The risks, the document warns, are manifold: global growth could be even lower if there were another outbreak of inflation, the financial markets would experience new stress episodes like that of the Silicon Valley Bank, or China's growth would be weaker than expected. And if, on top of that, trade tensions between major blocs continue to escalate and these continue to decline. But the increasing geopolitical crises are also worrying the World Bank. “The recent conflict in the Middle East, together with the Russian Federation's invasion of Ukraine, has increased geopolitical risks,” the document said, raising concerns that an increase in hostilities in the region would send commodity prices soaring and the It will be difficult to affect global trade – as is already the case with the major shipping companies – which would mean an increase in prices.

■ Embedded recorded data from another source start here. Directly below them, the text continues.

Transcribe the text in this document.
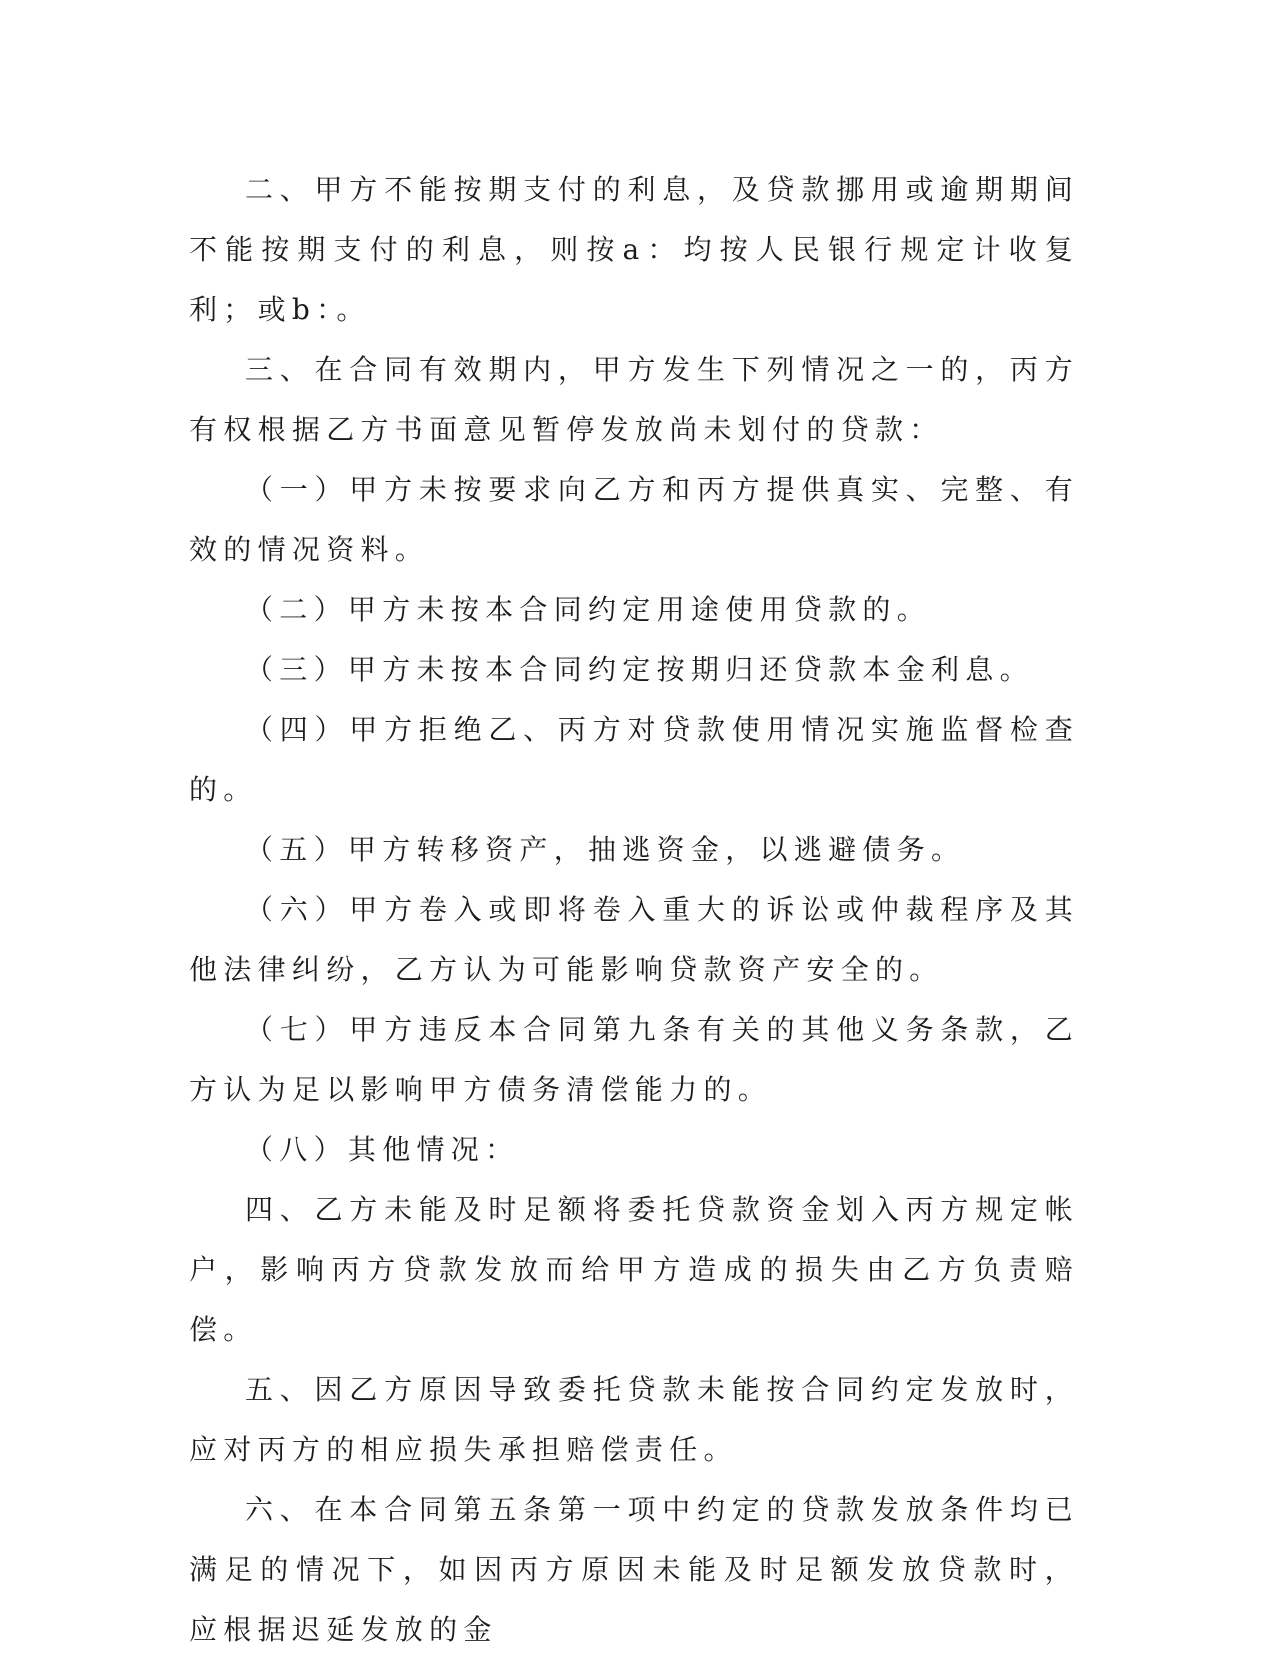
二、甲方不能按期支付的利息，及贷款挪用或逾期期间不能按期支付的利息，则按a：均按人民银行规定计收复利；或b：。

三、在合同有效期内，甲方发生下列情况之一的，丙方有权根据乙方书面意见暂停发放尚未划付的贷款：

（一）甲方未按要求向乙方和丙方提供真实、完整、有效的情况资料。

（二）甲方未按本合同约定用途使用贷款的。

（三）甲方未按本合同约定按期归还贷款本金利息。

（四）甲方拒绝乙、丙方对贷款使用情况实施监督检查的。

（五）甲方转移资产，抽逃资金，以逃避债务。

（六）甲方卷入或即将卷入重大的诉讼或仲裁程序及其他法律纠纷，乙方认为可能影响贷款资产安全的。

（七）甲方违反本合同第九条有关的其他义务条款，乙方认为足以影响甲方债务清偿能力的。

（八）其他情况：

四、乙方未能及时足额将委托贷款资金划入丙方规定帐户，影响丙方贷款发放而给甲方造成的损失由乙方负责赔偿。

五、因乙方原因导致委托贷款未能按合同约定发放时，应对丙方的相应损失承担赔偿责任。

六、在本合同第五条第一项中约定的贷款发放条件均已满足的情况下，如因丙方原因未能及时足额发放贷款时，应根据迟延发放的金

There is also great hope: it is called the United States. The World Bank is improving its forecast for this year by eight tenths – to 1.6% – for a market resistant to interest rate hikes thanks to strong employment and government programs promoted by Joe Biden. And it doesn't rule out that it could do better than expected given the dynamics of this economy. “Under these conditions, sustained employment gains will help support household incomes, while increased labor supply along with improved productivity will help contain businesses' labor costs,” he notes. in the report, which also points out that this would have an impact on developed and emerging markets.